You can pick your frends, you can pick your nose, and you can PIK your bonds

Wednesday's WSJ had a very interesting piece on "PIK " or "Payment In Kind" bonds, titled "What's Aiding Buyout Boom: Toggle Notes." It's perfect to bring into the classroom if you're teaching about capital structure, M&A, financial engineering, or derivatives.

For the unitiated, a payment in kind toggle (I'll just call them PIK bonds from here on out) bond gives the issuer the option of not paying coupon payments. If they exercise the option (i.e. "flip the toggle"), the liability for the missed payments payments accrues (at an interest rate higher than the coupon rate) and is repaid at maturity. The article notes the recent PIK bond issued in the takeover of Neiman-Marcus - it has a 9% coupon, and a 75 basis point higher (i.e. 9.75%) rate on "toggled" payments.

In a Miller and Modigliani 1958 world, there aren't any costs to financial distress. In the real world, there are serious consequences to missing a coupon payment.
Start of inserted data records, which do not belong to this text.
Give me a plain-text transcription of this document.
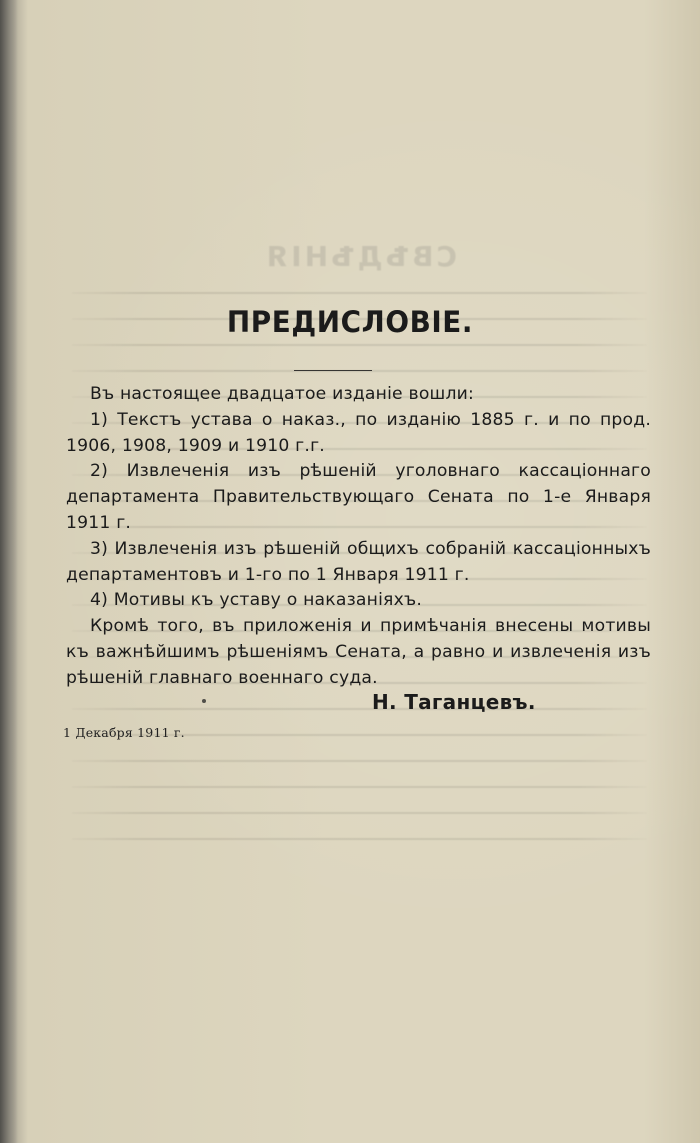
СВѢДѢНIЯ
ПРЕДИСЛОВIЕ.

Въ настоящее двадцатое изданiе вошли:

1) Текстъ устава о наказ., по изданiю 1885 г. и по прод. 1906, 1908, 1909 и 1910 г.г.

2) Извлеченiя изъ рѣшенiй уголовнаго кассацiоннаго департамента Правительствующаго Сената по 1-е Января 1911 г.

3) Извлеченiя изъ рѣшенiй общихъ собранiй кассацiонныхъ департаментовъ и 1-го по 1 Января 1911 г.

4) Мотивы къ уставу о наказанiяхъ.

Кромѣ того, въ приложенiя и примѣчанiя внесены мотивы къ важнѣйшимъ рѣшенiямъ Сената, а равно и извлеченiя изъ рѣшенiй главнаго военнаго суда.

Н. Таганцевъ.
1 Декабря 1911 г.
Even more, actions taken to avoid this eventuality can cause distortions in firms investment and disclosure activities. So PIK bonds are a creative financial engineering solution to the problem.
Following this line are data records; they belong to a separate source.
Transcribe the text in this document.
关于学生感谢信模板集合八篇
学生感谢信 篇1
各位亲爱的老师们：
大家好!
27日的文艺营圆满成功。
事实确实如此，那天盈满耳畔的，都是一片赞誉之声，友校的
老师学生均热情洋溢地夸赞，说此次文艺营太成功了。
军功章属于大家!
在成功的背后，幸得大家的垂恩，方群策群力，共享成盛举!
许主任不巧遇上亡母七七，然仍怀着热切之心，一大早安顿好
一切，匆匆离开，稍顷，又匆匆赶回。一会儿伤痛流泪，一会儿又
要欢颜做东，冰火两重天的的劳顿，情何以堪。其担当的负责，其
It's not surprising that PIK toggle bonds have been seen mostly in the PE world. These deals end up highly leveraged. So, there's a significant risk that a target firm could get driven under by an external shock completely out of their control (the article uses 9-11 as an example). And the "insurance" seems pretty cheap at 75 basis points.

It's also interesting in terms of how you'd price the option. Since the option would be exercised if the firm was underwater on its debt payments, it's actually an option on the cash flows of the firm rather than on a traded security. Since the issuing firm has a much better feel for those numbers than the credit markets do, there should be a significant adverse selection problem with these securities. My guess is that the insurance (the 75 b.p. spread on the toggled payments) will turn out to be way too low.

There's some good commentary on the topic from the usual suspects: Abnormal Returns has a nice roundup of PE/credit related posts, and Going Private analyzes the effects of PIK financing on the PE firms equity returns.